Universal Healthcare—Sort of—for California
Posted on Jan 8, 2007
Gov. Arnold Schwarzenegger announced details of his healthcare plan on Monday, continuing a leftward swing that began shortly before the election. Under the plan, all Californians would be required to have health insurance, with costs spread across the private and public sectors.
The Republican governor should get special praise for asserting the state’s obligation to care for the children of illegal immigrants: “The question really isn’t to treat them or not to treat them. The question really is, how can you treat them in the most cost-effective way.”

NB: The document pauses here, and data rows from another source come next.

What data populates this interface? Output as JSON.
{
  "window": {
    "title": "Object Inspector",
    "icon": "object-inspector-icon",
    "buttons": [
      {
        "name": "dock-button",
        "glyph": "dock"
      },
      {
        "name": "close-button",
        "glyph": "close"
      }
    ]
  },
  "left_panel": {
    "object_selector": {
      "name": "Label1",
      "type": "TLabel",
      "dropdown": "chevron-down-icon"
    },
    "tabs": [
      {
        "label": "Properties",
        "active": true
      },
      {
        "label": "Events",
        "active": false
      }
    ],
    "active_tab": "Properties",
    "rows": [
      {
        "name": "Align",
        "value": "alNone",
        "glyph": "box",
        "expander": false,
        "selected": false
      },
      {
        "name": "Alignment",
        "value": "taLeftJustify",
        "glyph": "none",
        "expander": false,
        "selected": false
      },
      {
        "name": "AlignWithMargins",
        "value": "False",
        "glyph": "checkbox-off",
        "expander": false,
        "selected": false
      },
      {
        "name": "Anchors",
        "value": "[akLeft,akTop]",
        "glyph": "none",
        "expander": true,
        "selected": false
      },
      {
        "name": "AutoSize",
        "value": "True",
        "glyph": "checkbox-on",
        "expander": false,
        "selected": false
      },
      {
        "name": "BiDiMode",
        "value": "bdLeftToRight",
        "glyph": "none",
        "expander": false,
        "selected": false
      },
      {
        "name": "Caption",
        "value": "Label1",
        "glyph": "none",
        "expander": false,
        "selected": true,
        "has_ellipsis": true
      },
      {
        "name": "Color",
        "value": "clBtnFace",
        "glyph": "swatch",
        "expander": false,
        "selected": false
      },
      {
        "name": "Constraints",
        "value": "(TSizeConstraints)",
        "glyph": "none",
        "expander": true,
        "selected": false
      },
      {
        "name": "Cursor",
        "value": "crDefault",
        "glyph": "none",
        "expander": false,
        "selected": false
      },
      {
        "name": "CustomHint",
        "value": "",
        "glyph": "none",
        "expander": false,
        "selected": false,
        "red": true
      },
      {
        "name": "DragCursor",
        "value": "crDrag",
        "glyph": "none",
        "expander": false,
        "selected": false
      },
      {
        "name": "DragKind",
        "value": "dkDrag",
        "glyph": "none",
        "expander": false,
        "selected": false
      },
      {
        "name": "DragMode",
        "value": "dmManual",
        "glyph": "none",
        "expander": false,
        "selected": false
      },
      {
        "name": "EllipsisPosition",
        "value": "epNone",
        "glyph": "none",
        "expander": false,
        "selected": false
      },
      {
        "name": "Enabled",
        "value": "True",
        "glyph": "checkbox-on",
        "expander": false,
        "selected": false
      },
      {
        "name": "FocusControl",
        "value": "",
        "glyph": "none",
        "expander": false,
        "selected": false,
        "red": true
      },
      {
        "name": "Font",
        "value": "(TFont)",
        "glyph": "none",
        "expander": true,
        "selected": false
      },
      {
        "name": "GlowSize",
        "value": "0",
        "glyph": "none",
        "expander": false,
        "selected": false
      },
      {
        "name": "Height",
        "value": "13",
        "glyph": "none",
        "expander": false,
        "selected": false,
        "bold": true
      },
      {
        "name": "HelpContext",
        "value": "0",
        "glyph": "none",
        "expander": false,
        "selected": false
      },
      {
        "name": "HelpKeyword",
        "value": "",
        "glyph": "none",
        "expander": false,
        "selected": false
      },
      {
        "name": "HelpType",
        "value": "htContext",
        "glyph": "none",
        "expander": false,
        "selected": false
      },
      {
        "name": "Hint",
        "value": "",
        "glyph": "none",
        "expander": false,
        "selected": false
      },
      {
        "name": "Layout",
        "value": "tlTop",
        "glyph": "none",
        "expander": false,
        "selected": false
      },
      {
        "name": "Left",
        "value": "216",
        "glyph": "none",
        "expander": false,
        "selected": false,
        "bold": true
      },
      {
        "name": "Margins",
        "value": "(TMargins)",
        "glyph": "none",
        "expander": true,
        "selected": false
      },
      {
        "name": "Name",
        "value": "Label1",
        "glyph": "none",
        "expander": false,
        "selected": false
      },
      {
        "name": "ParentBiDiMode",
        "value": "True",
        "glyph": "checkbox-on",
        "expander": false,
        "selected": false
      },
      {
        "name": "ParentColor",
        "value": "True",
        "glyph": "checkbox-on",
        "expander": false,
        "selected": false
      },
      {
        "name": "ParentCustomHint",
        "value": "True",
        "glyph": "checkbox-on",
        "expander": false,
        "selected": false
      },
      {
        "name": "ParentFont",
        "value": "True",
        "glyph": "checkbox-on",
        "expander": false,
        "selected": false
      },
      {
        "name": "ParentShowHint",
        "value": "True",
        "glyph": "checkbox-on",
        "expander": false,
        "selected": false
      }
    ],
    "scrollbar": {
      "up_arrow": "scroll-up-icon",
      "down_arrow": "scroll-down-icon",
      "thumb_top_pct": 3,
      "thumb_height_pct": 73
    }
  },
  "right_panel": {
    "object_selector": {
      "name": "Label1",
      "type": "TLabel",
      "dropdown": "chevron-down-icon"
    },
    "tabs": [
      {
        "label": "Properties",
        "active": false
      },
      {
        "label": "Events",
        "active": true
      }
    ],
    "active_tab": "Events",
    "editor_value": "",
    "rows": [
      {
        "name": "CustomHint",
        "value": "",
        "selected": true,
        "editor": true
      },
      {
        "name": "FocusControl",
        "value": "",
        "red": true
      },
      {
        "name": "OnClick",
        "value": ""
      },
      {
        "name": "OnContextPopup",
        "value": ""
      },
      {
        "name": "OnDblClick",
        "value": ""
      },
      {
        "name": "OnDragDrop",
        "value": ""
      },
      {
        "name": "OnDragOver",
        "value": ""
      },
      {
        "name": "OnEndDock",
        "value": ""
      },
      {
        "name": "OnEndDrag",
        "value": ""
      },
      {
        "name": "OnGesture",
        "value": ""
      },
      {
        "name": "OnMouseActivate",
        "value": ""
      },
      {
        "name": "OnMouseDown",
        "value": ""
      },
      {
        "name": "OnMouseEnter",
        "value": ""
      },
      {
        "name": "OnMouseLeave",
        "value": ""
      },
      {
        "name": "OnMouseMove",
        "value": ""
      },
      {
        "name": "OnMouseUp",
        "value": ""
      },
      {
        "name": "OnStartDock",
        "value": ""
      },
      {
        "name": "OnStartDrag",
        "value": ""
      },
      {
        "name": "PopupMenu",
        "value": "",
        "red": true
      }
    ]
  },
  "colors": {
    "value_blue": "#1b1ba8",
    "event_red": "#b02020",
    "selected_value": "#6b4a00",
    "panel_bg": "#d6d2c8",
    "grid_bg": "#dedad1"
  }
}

That’s a far cry from Schwarzenegger’s Republican predecessor, Pete Wilson’s immigrant bashing and support of Proposition 187, which was meant to deny public services to immigrants and their children.
Under Schwarzenegger’s plan, all Californians would be required to have insurance, although the poorest would be subsidized. Businesses with 10 or more employees would have to offer insurance to their workers or pay 4 percent of their payroll into a state fund. Smaller businesses would be exempt.
Also, insurers would no longer be allowed to deny coverage to people because of their medical problems.
Business groups and Republican legislators are likely to object to the extra costs imposed on businesses.
The state would subsidize the estimated 1.2 million poor people who do not currently qualify for state health coverage. They would be able to buy insurance through a state-run pool and would have to make a small contribution toward their premiums.
Schwarzenegger is betting that his plan will save $10 billion a year by cutting health care costs. He says the savings would offset the new fees he is asking doctors and hospitals to pay—4 percent of revenue for hospitals and 2 percent for doctors.